3. Don’t over promise Making promises you cannot keep? Why do politicians rate as the most untrustworthy of people? They promise the world and seldom deliver.
It’s a trap that many parents fall into. Talking to their kids about the exciting places they’re going to go and the fun they are going to have. From pimples – “you’ll grow out of it” to exhortions to study – “you’ll be able to do whatever you like when you graduate with honours”.
Networkers are prone to over promise – it’s considered perhaps an embellishment, a slight exaggeration or, the catch-all, marketing.
4. Walking the talk
Doing what you say you will do is probably the most critical component of trust. If any of the three points above are in doubt, there is little chance that you will be able to walk the talk.
How many times have you been to a networking event that ends in warm handshakes and empty commitments? When you say that you will introduce a friend to a contact, do it. If you say that you’ll pass on their contact information, do that. If you say that you’ll turn their business around and they will make 2 grand a month with just 4 hours work a week… Diligent follow-through sets you apart from the crowd and communicates trust.
Your trust bankroll is being spent every-time you: speak falsehoods (however small); hide bad news (even the potential of the downside); over-promise or; under deliver.
How to rebuild trust.
Even the greatest leaders can suffer a loss of trust. This may be the result of error in judgment or a mistake. Or circumstances may conspire against the leader (a favourite of politicians and ex-Northern Rock senior management).
Networkers are also prone to losing trust – perhaps the result of adverse market conditions or the failure of a supplier or partner. A respected and trusted networker can lose years of building trusted relationships through introducing a connection who failed to deliver on their promise. So how do we rebuild damaged trust?
Acknowledge the mistakes. When decisions turn out unexpectedly, the leader owes his followers an explanation. Inflated egos can make a leader quick to assign blame or make excuses, but a mistake unacknowledged is compounded.
A straightforward acknowledgment of the mistake should be the front end and made voluntarily. One forced (because I got caught) does nothing to re-establish trust. “I forgot to call” may not be something a networker likes to admit, but it’s more honest than making up a convoluted story of deceit that tries to shift responsibility elsewhere.

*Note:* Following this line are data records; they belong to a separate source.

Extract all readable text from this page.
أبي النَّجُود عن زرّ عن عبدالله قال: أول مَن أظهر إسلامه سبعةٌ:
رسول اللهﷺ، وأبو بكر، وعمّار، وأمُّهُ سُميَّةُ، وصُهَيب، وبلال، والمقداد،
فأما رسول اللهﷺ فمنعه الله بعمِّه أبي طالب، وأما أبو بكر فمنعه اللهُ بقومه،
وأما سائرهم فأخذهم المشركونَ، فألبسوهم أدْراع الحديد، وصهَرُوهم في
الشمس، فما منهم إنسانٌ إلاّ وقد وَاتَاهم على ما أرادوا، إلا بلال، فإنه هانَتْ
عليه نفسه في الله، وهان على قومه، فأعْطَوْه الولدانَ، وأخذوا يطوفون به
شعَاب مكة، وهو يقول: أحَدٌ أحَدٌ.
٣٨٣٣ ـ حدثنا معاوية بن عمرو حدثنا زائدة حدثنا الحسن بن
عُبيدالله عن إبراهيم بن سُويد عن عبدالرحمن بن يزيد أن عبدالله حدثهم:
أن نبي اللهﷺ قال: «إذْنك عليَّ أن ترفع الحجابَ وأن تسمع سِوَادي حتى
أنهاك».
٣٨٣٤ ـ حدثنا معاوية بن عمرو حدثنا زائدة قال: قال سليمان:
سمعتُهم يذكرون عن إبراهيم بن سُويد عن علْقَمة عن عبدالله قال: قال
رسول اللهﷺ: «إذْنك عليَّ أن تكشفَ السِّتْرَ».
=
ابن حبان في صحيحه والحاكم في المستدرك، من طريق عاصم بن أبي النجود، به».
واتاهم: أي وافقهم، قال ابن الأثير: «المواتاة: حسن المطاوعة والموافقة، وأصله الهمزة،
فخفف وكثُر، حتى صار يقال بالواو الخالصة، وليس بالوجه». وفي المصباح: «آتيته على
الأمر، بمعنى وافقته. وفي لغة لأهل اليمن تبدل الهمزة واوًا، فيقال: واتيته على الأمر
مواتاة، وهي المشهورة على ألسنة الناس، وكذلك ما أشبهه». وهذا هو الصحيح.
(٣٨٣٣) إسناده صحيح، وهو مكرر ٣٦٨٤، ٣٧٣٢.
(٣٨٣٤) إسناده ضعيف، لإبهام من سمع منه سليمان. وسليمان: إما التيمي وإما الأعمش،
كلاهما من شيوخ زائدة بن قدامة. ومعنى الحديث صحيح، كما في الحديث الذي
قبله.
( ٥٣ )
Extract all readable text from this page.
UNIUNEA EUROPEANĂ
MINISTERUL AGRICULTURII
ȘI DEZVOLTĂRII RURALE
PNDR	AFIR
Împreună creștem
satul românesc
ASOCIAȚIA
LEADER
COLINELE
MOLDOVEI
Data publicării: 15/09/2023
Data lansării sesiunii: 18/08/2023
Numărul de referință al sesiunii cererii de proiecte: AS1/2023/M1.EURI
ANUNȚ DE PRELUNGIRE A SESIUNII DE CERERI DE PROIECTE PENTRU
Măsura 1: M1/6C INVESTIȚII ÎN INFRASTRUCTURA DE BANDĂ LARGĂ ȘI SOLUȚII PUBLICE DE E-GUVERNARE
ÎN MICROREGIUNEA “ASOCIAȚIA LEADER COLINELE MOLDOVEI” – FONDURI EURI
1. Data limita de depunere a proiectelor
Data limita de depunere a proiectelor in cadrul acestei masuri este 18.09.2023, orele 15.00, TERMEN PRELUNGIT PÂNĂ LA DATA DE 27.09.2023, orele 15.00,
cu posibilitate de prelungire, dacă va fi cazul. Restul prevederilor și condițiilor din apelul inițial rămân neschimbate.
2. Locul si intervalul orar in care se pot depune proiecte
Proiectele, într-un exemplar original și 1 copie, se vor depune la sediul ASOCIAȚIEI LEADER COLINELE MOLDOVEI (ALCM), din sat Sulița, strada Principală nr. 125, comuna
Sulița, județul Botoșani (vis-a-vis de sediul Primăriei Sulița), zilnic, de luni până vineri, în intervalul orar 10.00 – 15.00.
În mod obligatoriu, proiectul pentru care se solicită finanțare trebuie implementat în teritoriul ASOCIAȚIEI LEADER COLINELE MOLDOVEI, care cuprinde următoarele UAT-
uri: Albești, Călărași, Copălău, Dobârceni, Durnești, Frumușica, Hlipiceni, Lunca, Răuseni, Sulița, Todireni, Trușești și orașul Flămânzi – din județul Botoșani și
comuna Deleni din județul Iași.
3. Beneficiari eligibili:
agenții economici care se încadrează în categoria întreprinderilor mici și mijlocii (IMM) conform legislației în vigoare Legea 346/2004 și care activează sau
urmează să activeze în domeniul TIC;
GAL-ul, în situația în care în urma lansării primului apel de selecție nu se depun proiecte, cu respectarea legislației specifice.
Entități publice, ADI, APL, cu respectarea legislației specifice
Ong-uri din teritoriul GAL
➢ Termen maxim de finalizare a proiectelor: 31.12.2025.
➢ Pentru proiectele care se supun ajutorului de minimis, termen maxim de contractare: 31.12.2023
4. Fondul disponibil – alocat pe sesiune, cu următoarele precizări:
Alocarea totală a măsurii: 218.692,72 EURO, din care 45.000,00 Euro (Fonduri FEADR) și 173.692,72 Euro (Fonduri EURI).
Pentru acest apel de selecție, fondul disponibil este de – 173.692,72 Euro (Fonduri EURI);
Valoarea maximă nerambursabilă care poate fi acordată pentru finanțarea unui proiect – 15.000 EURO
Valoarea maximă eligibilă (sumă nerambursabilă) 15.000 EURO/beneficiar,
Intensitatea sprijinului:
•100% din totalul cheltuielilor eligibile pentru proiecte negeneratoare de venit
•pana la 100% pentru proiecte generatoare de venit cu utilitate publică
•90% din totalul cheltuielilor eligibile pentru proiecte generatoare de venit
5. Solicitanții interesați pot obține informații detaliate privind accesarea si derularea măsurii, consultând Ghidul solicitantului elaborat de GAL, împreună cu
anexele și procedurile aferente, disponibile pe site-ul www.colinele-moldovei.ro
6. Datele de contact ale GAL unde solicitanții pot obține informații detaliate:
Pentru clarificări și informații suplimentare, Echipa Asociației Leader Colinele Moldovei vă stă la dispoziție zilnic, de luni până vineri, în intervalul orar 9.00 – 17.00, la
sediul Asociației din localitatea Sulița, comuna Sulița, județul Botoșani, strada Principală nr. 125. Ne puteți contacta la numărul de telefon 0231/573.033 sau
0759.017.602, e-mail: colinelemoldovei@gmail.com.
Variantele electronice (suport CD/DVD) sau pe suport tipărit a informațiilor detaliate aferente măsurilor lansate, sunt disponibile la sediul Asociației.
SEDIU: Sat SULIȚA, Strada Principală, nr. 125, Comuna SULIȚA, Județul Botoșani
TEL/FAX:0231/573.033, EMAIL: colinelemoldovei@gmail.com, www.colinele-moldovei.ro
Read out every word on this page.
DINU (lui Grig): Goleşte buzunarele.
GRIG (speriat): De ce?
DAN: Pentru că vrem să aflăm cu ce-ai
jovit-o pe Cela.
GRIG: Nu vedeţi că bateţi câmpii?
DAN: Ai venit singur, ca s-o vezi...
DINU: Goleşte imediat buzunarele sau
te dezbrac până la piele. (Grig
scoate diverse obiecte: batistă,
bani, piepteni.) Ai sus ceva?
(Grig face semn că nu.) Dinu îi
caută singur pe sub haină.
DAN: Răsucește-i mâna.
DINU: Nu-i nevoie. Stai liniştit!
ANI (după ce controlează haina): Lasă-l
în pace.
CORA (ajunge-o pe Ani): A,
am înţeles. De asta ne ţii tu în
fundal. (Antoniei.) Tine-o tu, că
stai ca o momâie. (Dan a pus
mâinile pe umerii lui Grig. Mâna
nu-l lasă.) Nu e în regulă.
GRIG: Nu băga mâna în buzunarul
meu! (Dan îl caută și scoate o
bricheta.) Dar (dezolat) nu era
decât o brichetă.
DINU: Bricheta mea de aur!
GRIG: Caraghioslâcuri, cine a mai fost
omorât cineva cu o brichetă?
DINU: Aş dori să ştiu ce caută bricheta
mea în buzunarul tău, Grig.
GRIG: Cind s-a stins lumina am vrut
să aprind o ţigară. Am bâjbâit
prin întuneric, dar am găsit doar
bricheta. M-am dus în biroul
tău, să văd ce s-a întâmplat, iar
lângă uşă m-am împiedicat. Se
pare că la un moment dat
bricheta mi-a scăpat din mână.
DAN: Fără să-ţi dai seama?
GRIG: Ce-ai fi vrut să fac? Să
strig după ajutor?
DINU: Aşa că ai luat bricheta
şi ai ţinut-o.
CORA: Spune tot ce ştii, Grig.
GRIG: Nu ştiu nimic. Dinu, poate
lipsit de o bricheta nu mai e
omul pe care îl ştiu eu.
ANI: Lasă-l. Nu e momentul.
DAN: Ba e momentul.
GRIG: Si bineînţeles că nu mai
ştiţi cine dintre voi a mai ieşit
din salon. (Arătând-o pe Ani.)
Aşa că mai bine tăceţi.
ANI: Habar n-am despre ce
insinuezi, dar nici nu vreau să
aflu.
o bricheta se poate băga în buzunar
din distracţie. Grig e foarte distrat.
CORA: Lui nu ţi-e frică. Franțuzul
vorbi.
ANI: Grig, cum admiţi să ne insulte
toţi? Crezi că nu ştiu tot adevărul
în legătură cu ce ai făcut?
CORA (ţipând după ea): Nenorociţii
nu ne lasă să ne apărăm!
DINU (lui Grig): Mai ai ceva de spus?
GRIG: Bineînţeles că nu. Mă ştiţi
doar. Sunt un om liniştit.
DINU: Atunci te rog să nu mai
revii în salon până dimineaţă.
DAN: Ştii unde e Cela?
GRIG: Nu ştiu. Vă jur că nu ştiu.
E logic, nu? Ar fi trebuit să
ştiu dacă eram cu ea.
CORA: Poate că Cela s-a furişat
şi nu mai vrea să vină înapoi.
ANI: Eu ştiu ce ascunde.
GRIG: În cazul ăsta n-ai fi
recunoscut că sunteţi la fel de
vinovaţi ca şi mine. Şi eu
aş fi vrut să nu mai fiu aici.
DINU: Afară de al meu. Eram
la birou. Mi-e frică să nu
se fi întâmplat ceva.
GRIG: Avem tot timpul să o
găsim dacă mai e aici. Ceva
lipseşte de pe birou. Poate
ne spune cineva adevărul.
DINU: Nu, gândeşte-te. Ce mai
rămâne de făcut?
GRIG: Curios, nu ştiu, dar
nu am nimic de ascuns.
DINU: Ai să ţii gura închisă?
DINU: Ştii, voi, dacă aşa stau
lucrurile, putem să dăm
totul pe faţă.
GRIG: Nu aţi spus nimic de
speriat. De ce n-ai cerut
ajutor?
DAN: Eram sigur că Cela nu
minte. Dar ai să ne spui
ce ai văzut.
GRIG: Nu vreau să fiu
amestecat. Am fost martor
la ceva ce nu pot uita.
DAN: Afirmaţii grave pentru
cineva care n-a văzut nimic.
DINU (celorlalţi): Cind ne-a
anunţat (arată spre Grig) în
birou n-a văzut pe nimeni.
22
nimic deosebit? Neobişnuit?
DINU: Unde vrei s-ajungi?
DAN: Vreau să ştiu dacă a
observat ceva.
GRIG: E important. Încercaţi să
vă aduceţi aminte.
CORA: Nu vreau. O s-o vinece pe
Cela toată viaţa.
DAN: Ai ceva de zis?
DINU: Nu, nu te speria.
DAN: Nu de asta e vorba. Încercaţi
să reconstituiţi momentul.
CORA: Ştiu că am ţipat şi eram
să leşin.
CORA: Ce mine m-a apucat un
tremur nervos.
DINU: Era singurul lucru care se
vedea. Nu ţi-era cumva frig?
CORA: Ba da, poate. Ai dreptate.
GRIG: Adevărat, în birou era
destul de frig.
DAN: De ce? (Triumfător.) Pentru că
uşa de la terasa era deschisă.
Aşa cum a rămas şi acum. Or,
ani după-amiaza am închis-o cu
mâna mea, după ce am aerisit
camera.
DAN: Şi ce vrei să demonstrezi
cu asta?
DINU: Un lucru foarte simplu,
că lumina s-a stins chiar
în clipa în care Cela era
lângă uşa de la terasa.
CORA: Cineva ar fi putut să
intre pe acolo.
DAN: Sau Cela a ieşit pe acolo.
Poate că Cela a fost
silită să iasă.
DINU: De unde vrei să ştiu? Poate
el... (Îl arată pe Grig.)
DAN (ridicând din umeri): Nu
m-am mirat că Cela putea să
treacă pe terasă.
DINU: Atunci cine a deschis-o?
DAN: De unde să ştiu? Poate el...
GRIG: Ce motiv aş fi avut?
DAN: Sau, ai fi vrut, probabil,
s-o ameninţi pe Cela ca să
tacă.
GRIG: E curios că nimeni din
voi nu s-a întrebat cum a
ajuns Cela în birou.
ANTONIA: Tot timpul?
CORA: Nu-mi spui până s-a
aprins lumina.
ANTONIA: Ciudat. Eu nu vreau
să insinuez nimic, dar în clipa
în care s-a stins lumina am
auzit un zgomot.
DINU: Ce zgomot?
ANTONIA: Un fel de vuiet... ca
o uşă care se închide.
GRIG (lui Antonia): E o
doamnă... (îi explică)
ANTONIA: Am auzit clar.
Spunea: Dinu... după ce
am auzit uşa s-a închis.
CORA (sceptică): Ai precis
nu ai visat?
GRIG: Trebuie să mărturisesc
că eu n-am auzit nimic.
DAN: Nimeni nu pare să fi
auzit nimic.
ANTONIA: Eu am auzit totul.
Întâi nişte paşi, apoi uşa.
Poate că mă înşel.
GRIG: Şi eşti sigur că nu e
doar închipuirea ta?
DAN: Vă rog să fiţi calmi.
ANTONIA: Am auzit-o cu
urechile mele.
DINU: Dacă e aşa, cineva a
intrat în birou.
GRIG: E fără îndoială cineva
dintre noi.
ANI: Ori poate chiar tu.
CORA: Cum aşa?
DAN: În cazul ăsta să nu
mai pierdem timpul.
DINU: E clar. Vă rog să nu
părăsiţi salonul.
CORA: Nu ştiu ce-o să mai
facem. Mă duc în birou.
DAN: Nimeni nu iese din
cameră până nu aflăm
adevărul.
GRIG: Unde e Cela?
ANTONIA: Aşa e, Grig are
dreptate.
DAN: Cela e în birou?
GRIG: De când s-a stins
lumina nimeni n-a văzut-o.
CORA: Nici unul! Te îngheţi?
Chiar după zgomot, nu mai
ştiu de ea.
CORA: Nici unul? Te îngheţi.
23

Apologise. Admitting that you are fallible, that what you did was wrong, that you made a mistake is an important step to accepting responsibility. Knowing that you made an error is one thing, admitting it to others, though painful, allows you (and often them helping you) to put the incident behind you and take action to avoid making the same mistake in the future.
Make amends. Find a way to make amends with people you have wronged. If you have harmed, make restitution. People often forget that undelivered promises frequently have cost the other party. If, for example, you agree to meet someone at 2pm, and turn up at 2.30 – you’ve just cost someone 30 minutes. Next time who will turn up and when?
You may not be required to do so, and it may be that circumstances conspired against you, and it may be that it really truly wasn’t your fault – but accepting ownership and taking responsibility goes a long way to thickening that bankroll of trust.
Trust is the bedrock of the bond between leader and follower, the bond that makes a network work. As a leader and as a networker, trust will make or break your success in any industry or circumstance.